LDA 5means "load from RAM[5]", not "load constant 5". - Operand 0–15 — only a small portion of memory is accessible. The instruction format allocates 4 bits for the operand (addresses 0–15). This means:
- RAM: LDA/STA/ADD/SUB/AND/OR only work with cells 0–15. Cells 16–255 (240 bytes) are inaccessible via instructions — only through the browser console. For educational programs, 16 cells is sufficient.
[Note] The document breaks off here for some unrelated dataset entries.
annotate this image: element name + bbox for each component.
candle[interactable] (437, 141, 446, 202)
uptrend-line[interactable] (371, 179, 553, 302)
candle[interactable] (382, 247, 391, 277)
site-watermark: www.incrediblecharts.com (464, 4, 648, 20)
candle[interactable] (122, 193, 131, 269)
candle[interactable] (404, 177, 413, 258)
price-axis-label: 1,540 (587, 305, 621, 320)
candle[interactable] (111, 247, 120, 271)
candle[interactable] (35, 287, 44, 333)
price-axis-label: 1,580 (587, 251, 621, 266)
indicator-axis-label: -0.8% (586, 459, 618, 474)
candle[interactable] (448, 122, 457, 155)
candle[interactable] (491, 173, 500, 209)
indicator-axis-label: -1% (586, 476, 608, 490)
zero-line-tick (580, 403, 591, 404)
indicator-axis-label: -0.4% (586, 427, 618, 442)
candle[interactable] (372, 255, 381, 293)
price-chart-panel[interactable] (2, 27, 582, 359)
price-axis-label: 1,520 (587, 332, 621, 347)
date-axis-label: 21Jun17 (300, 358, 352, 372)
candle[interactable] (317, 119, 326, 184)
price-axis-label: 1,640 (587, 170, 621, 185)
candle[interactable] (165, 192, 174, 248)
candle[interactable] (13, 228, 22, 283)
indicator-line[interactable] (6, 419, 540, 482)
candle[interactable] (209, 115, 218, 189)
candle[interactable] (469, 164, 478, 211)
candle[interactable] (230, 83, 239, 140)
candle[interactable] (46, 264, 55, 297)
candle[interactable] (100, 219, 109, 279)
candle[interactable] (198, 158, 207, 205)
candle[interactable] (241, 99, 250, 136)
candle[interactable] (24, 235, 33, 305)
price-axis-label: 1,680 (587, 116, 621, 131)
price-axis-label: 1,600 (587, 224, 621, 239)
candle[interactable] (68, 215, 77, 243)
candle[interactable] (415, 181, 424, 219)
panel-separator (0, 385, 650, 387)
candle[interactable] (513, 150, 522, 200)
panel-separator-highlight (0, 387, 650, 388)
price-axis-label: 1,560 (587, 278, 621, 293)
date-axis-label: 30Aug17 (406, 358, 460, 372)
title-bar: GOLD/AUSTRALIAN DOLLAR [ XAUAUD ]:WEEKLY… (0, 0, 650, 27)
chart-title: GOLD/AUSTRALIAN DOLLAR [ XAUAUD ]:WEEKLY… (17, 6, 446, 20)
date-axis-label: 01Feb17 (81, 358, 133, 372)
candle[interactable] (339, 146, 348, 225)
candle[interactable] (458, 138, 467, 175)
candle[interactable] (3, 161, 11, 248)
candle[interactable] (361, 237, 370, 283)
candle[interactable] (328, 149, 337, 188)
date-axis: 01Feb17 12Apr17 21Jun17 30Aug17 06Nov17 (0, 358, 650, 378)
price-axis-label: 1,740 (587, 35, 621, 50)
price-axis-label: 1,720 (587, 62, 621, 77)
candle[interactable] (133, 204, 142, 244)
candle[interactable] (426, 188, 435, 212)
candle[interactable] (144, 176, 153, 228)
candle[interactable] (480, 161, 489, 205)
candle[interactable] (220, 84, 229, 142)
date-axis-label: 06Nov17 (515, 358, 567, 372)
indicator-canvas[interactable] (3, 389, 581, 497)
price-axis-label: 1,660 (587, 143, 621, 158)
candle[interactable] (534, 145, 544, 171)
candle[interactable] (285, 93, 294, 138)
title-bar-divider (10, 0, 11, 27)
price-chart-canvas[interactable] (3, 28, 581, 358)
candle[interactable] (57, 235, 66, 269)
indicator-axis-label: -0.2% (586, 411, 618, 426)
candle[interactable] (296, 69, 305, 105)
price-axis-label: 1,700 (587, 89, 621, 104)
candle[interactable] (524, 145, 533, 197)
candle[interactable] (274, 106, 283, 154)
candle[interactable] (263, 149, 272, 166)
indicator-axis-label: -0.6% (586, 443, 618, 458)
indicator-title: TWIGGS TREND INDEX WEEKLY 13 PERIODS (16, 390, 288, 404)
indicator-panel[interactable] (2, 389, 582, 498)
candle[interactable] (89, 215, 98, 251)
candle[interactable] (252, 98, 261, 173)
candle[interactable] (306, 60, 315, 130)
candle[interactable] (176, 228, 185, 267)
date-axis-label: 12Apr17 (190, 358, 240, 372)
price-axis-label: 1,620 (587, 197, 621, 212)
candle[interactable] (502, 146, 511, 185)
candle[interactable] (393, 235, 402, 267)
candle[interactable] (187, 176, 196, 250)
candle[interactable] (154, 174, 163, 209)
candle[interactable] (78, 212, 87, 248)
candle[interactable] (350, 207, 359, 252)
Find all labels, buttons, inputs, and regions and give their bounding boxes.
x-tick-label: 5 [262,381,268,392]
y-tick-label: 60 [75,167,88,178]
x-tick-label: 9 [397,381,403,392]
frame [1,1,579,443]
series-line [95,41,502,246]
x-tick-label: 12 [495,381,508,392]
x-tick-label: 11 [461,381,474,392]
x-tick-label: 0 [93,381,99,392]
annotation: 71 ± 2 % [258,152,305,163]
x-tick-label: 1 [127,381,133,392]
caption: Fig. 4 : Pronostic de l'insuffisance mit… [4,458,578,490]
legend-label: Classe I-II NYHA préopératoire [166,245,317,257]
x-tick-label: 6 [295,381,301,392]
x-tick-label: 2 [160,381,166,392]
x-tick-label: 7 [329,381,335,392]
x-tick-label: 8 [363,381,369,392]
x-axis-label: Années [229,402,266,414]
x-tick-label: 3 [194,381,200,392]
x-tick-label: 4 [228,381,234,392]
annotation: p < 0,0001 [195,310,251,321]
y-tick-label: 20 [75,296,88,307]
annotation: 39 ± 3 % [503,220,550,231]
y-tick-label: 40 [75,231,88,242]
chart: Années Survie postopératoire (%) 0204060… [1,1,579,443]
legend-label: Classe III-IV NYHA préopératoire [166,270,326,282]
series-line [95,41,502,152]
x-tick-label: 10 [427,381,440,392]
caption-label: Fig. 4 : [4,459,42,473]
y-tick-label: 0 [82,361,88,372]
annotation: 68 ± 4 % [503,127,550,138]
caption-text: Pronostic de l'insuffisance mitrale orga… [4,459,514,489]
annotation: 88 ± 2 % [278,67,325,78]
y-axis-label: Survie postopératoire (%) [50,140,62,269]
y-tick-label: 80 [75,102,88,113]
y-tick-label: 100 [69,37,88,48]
- ROM (JMP/JZ): jumps are only possible to addresses 0–15. Linear execution (PC +1) works across the full ROM (0–255), but loops and branches can only target the first 16 cells.
- No labels. JMP/JZ take absolute ROM addresses. Adding/removing instructions shifts addresses — update jumps manually.
- F9 check is structural. The F9 key on level 16 only verifies that required components (PC, ROM, RAM, ALU8, Clock) are present and that 5 steps run without crashing. Functional correctness of assembly programs is not checked — debugging is entirely on the player via the log panel.
- Manual RAM debugging. To check results after HLT, use the browser console (F12).